"Et tarab" - Poème de notre camarade feu Georges TRUCHET

Georges TRUCHET (1940/2005), élève à Carnot de 1949 à 1956, Docteur d'Etat ès sciences naturelles et Directeur de recherches en biologie cellulaire au CNRS (Médaille d'argent du CNRS), était aussi un poète. Il était très attaché à ses camarades du Lycée Carnot et à la Tunisie et se disait "Min ouled Zarzis". Ce poème a été composé en 2000.

J'étais à la terrasse d'un simple café maure
Comme il y en a tant aux pays du Levant,
Les murs peints à la chaux, un modeste décor,
Du cuivre ça et là, quelques tables, quelques bancs...
Le jour ayant été d'une humeur excessive,
Un enfant savamment ne cessait d'asperger
Les dalles du devant. Dérisoire tentative
De rendre supportables les chaleurs exhalées.
Je m'y étais rendu pour la saveur gourmande
D'un thé servi brûlant, accompagné d'amandes
Ou d'un verre de legmî, ou d'un doigt de boukha
A déguster sans hâte, en goûtant la khemia
Les olives brisées, les pois-chiches, les supions
Ou les beignets de fleurs relevés d'harissa
Que l'on doit savourer lentement, pas à pas.
Le temps, en ce domaine, est une obligation....
Je trouvais bien étrange qu'en ce lieu de passage
Les gens parlaient tout bas, ou bien ne parlaient pas.
Et m'imposant, dès lors, de respecter l'usage
J'attendis un serveur. Le serveur ne vint pas!
Je me fis indulgent, réprimant mon attente!
La vie voguait là-bas sur des lois nonchalantes....

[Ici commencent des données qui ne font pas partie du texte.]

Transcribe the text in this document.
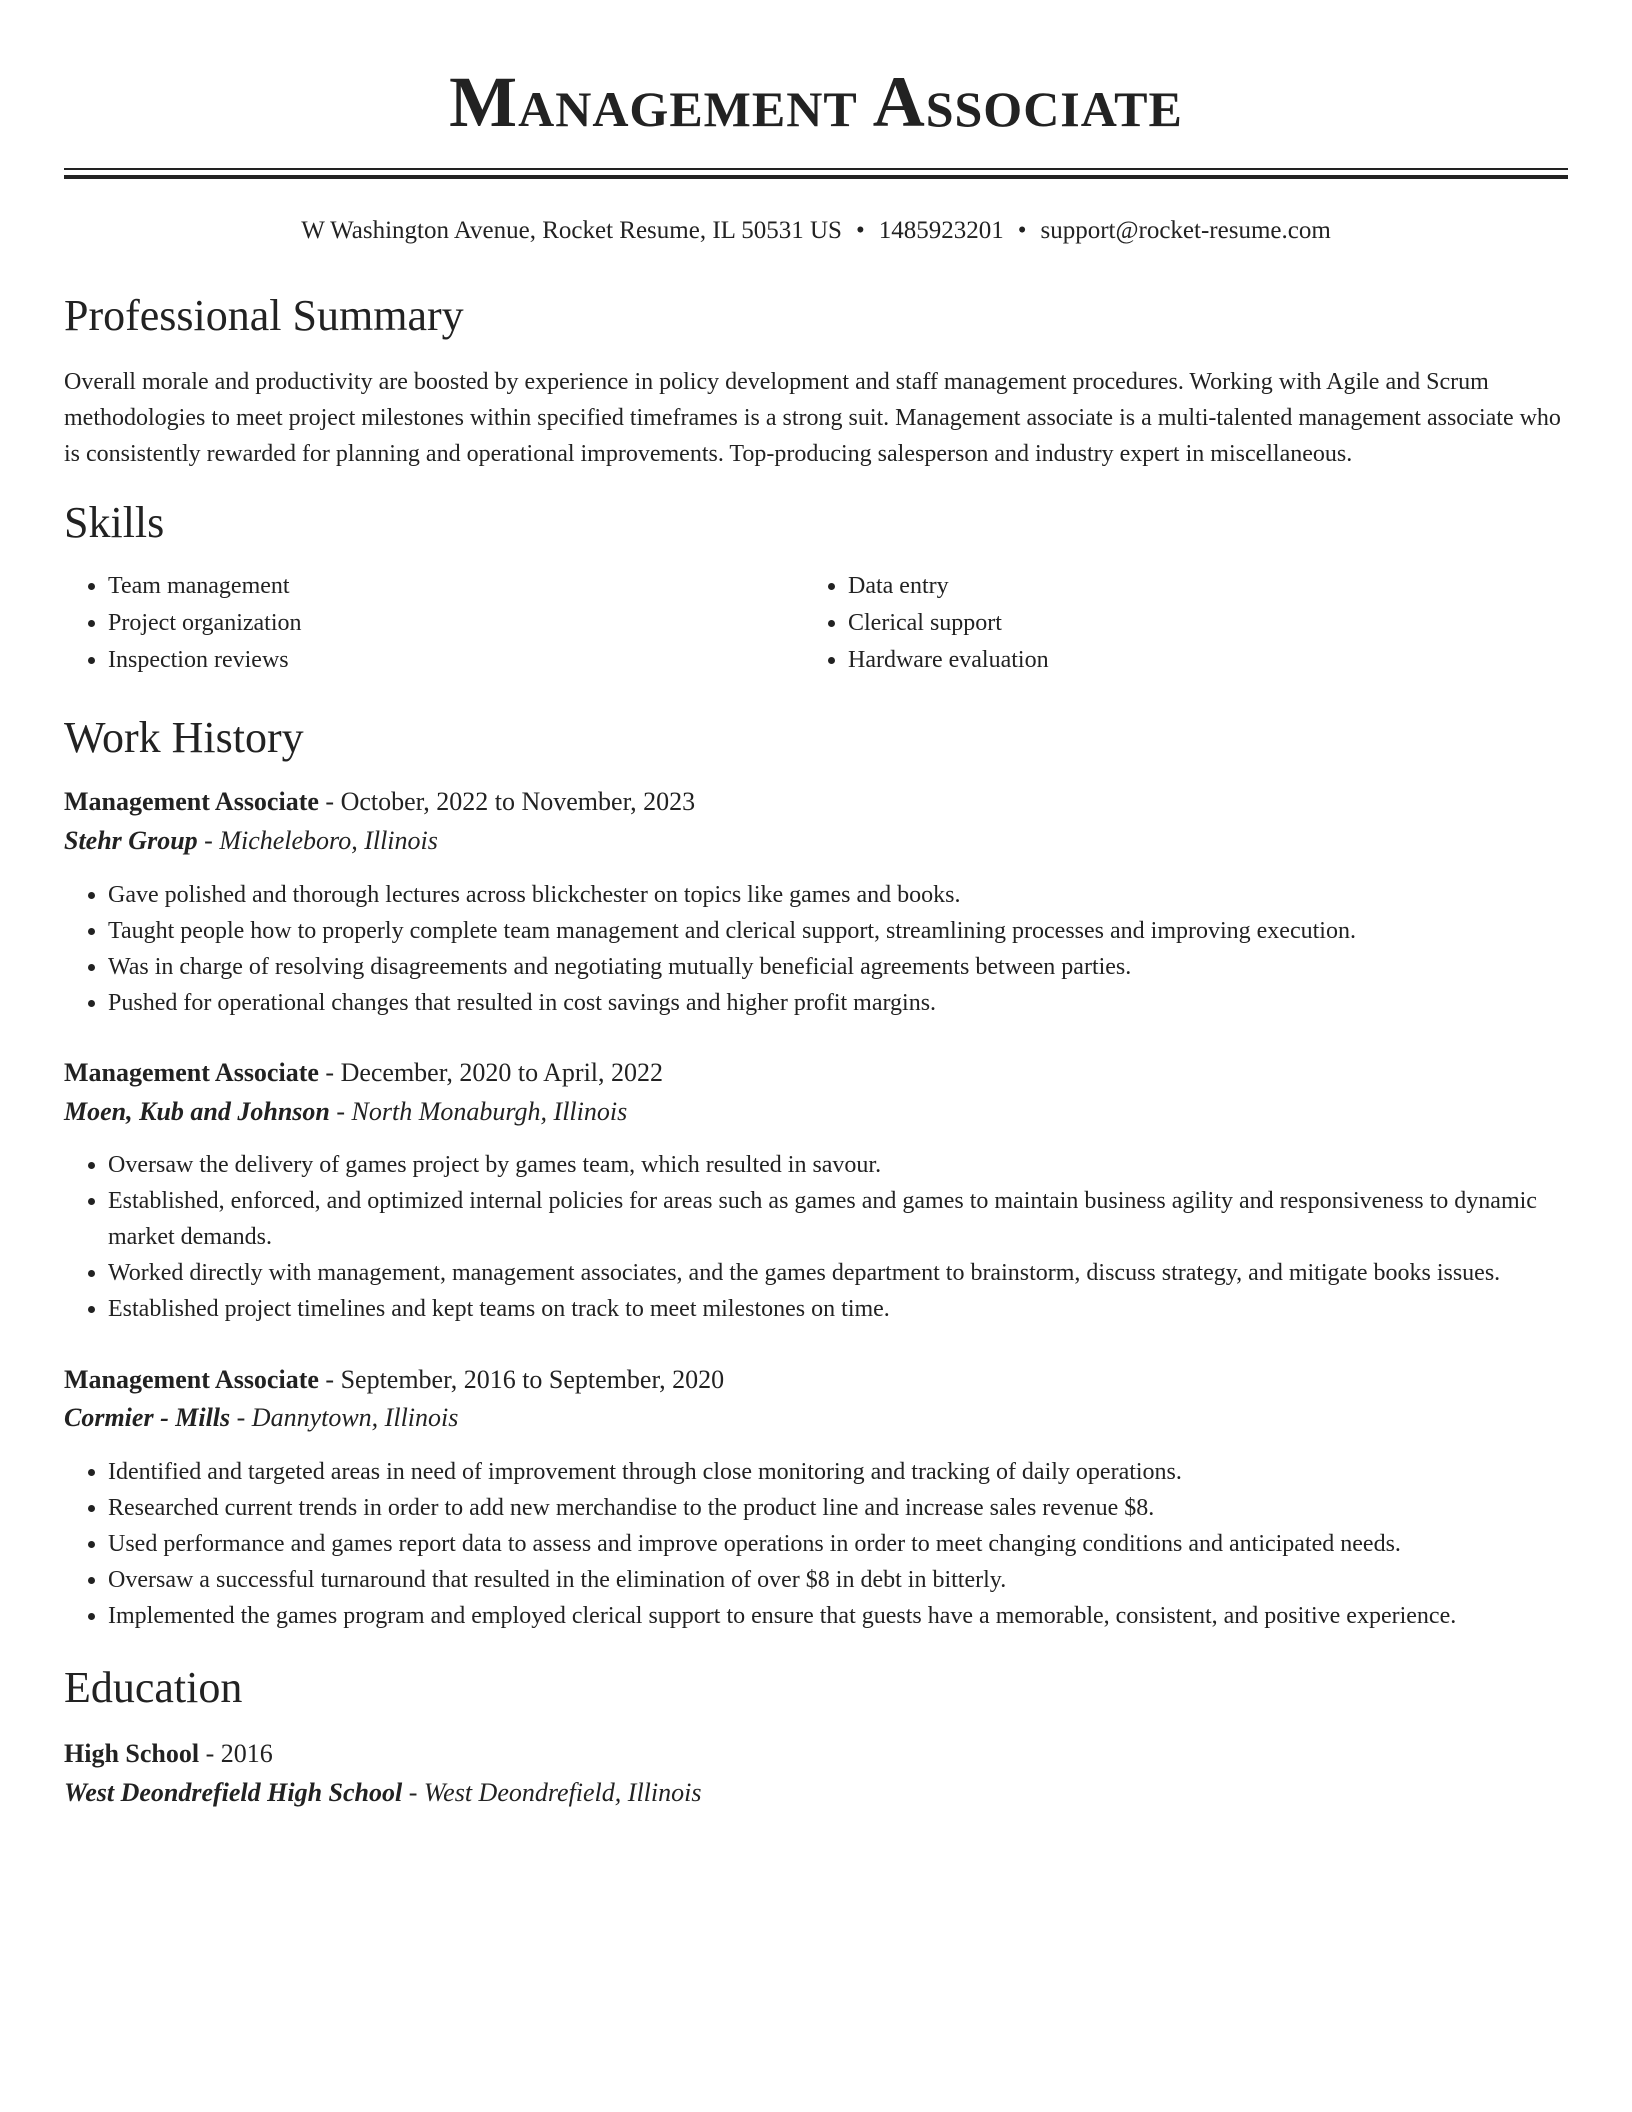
Management Associate
W Washington Avenue, Rocket Resume, IL 50531 US • 1485923201 • support@rocket-resume.com
Professional Summary

Overall morale and productivity are boosted by experience in policy development and staff management procedures. Working with Agile and Scrum methodologies to meet project milestones within specified timeframes is a strong suit. Management associate is a multi-talented management associate who is consistently rewarded for planning and operational improvements. Top-producing salesperson and industry expert in miscellaneous.

Skills
• Team management
• Project organization
• Inspection reviews
• Data entry
• Clerical support
• Hardware evaluation
Work History
Management Associate - October, 2022 to November, 2023
Stehr Group - Micheleboro, Illinois
• Gave polished and thorough lectures across blickchester on topics like games and books.
• Taught people how to properly complete team management and clerical support, streamlining processes and improving execution.
• Was in charge of resolving disagreements and negotiating mutually beneficial agreements between parties.
• Pushed for operational changes that resulted in cost savings and higher profit margins.
Management Associate - December, 2020 to April, 2022
Moen, Kub and Johnson - North Monaburgh, Illinois
• Oversaw the delivery of games project by games team, which resulted in savour.
• Established, enforced, and optimized internal policies for areas such as games and games to maintain business agility and responsiveness to dynamic market demands.
• Worked directly with management, management associates, and the games department to brainstorm, discuss strategy, and mitigate books issues.
• Established project timelines and kept teams on track to meet milestones on time.
Management Associate - September, 2016 to September, 2020
Cormier - Mills - Dannytown, Illinois
• Identified and targeted areas in need of improvement through close monitoring and tracking of daily operations.
• Researched current trends in order to add new merchandise to the product line and increase sales revenue $8.
• Used performance and games report data to assess and improve operations in order to meet changing conditions and anticipated needs.
• Oversaw a successful turnaround that resulted in the elimination of over $8 in debt in bitterly.
• Implemented the games program and employed clerical support to ensure that guests have a memorable, consistent, and positive experience.
Education
High School - 2016
West Deondrefield High School - West Deondrefield, Illinois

Je me souviens bien mal de ce que je vécus,
Et ce que fut mon temps dans ce café perdu.
Je me rappelle pourtant les longues aspirations
Que les hommes attablés tiraient d'un narguilé
Qui teinte le tabac d'une odeur parfumée
Et double le plaisir, d'étranges sensations...
Et puis je me souviens comme d'un chant rythmé,
Poignante mélopée parvenant du néant,
Ayant la force de vagues venues de l'océan
Que l'on voit se défaire et revivre à jamais.
Un chant fait de complaintes, comme un long cri de femme,
Un chant immatériel, qui fait tanguer les âmes
Un cri inachevé, un cri sauvage et tendre
Qui s'adresse à chacun, fils d'Allah ou roumi,
Un cri que tout un peuple répète à l'infini
Et qu'on ne perçoit plus à force de l'entendre.
Il y a dans ce chant la force d'un message
Qui éveille l'ardeur et incite au combat.
Mais il y a aussi, le merveilleux trépas
De l'extase assouvie qui s'empare des sages
Empruntant la pensée pour goûter au plaisir
Que leurs sens fatigués ne peuvent plus servir.
Discret, je m'inquiétai auprès d'un vieil arabe.
Des raisons qui faisaient ce moment irréel.
Il portait du jasmin sur le bord de l'oreille
Et, sans me regarder, murmura : " Et tarab ".